Another lady — a bride, I think — holds a few things and looks at the shiny ring on her left hand. Another holds a tiny baby, bobbing back and forth while she waits in line. She’s talking to a younger woman next to her who I assume is her daughter. The new mom’s hair is in a ponytail, and she looks at the baby, then at the line, then to her mom. The mom follows her daughter’s gaze, kisses her grandbaby, reaches to her daughter, then pats her shoulder and says something. What she says looks soothing.
The tricky thing about shopping is the waiting in line. There’s a lot of time to look at all the sparkle. There’s time to think about what a body mist called Wink Wink smells like, which is what I’m doing when I see the grandma-mother-grandbaby combo. I look at the glittery bottle in my one hand and my functional peachy beige thing in the other. I miss my mom. If she were here, she’d nudge me in the side and say, “Get the peachy beige one and let me get you that cute polka dot one. You know, for fun. And let’s get some yoga pants and sweatshirts too. They’re on sale.” She’d know how to navigate this place.
Afterwards, we’d get coffee and a donut, and I’d think Victoria’s Secret isn’t so scary because my mom makes everything fun and funny and even the weirdest situations are filled with potential.
I’m thinking about this, turning over a bottle of self-tanner promising a beach-looking body, when I hear Hadley.
“OOOOOOO!!! Look at all this pink stuff! Oh, Daddy, look how BEE-utiful these underpants are! Do they have my size? Do they have 5T?”
When she finds me, she is covered in chocolate, and Jesse says, “Sorry, they were getting antsy. So, I bought them a snack.”
And chocolate is the way to get them un-antsy.

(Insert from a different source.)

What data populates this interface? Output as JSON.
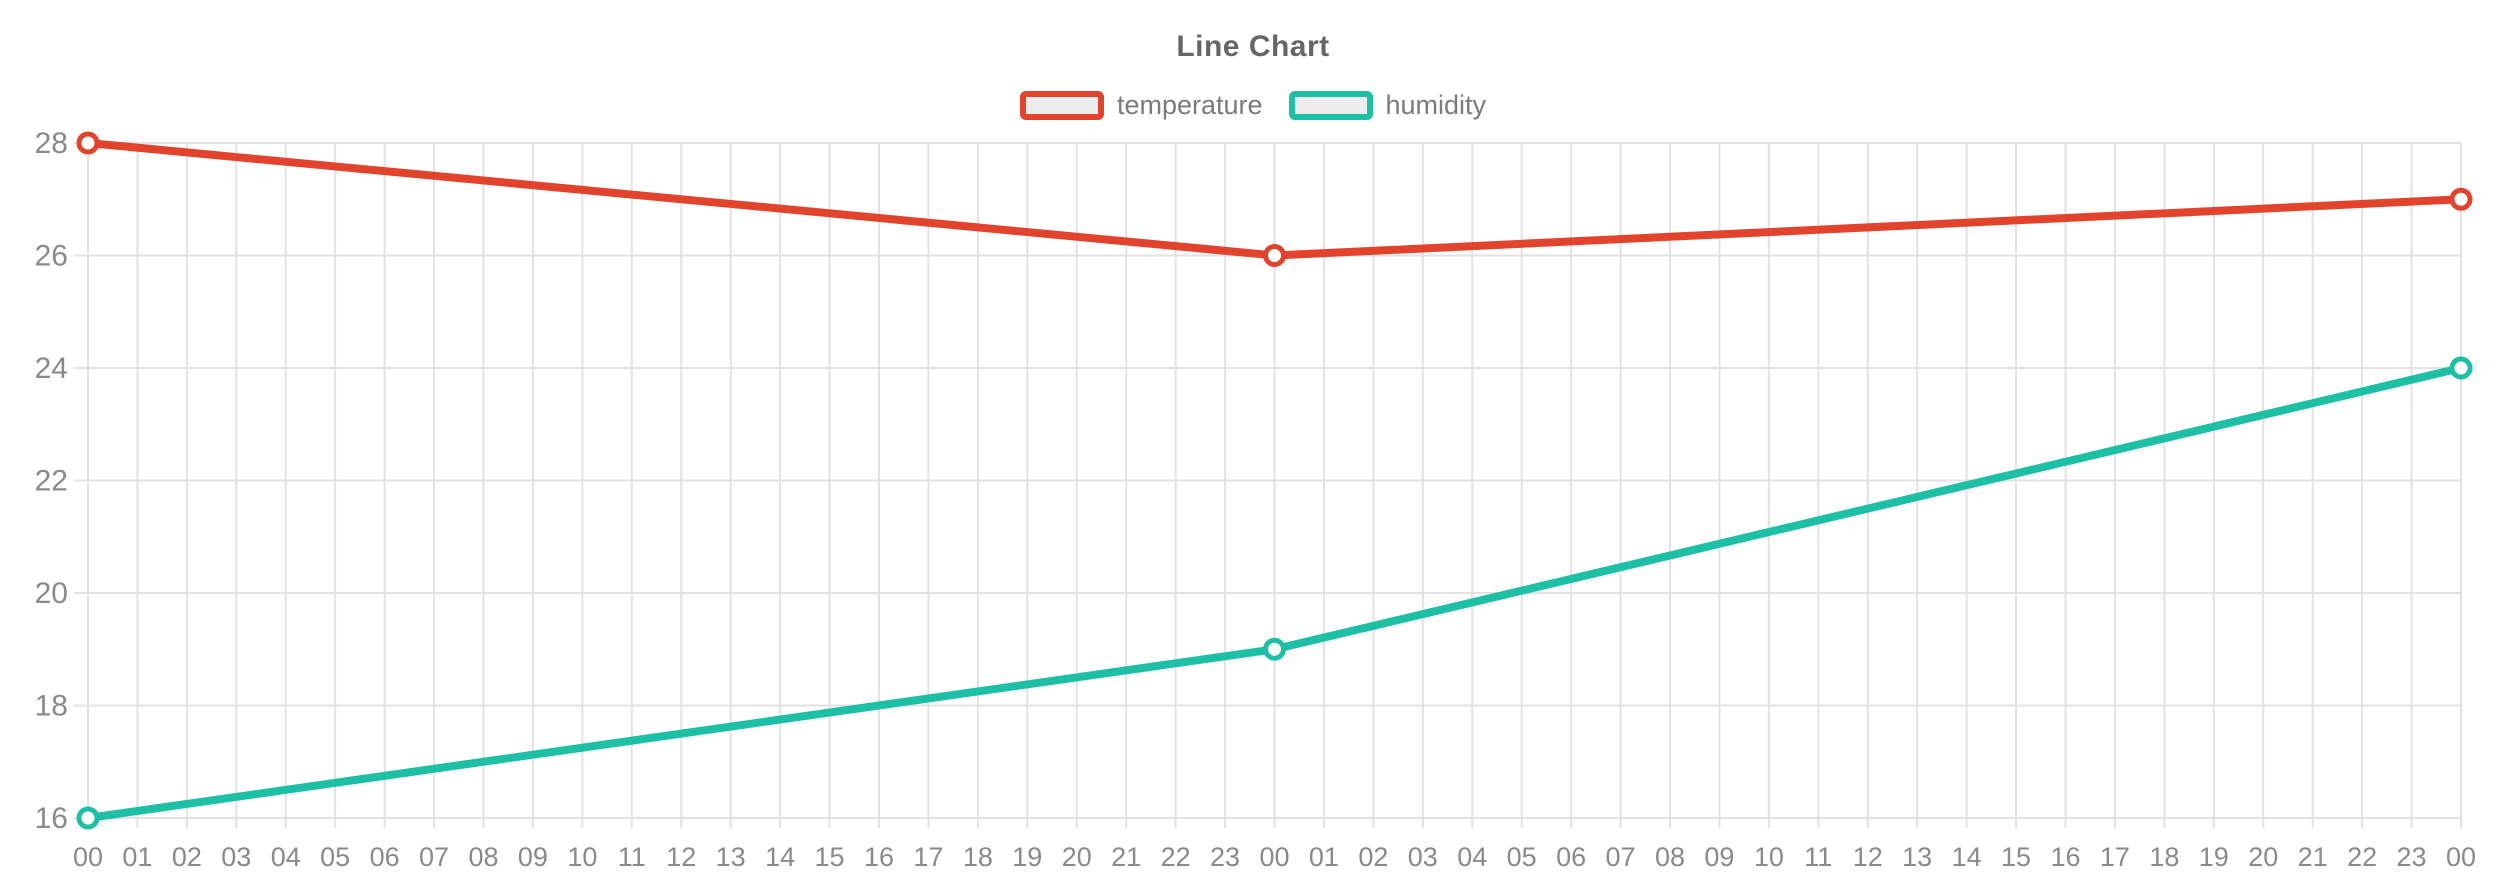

I can tell from Hadley’s face that she is not in control of herself. This is a scary place for Hadley to be. She acts fast. So fast nobody can prevent what is about to happen. But I try, in vain, to hold my T-shirt-appropriate underthing close to me. It is too late. She has spotted it and is pouncing before I can do anything. She grabs it out of my hands, holds it above her head and yells, “SUPERRRRRR BUNNNNNNS!!!!!”
This is Jesse’s cue to take the girls out of the store. And he does, while I inch closer to the cashier, eyes on my shoes, though I can hear women wondering what superbuns are. It’s possible they want to know where they can find some.
“Are you going to need a bag for that?” the cashier asks me at the counter.
I forgot about the tax for bags Montgomery County charges if you need one from the store. I didn’t take any of my own bags with me. What am I supposed to do? Carry what I purchased for all to see in the mall? Maybe put it on over my shirt? Or hang it from my jeans pocket?
“Yes please, I’ll need a bag,” I tell her.
The cashier wraps my purchase in tissue paper with pink and gold stripes on it, then neatly places it into a shiny pink bag and hands it to me.
“I’m not showing my superbuns to all of Westfield Mall, thank you very much,” I think, as I walk out of the store, looking for my family. Besides, I kind of like this shade of pink.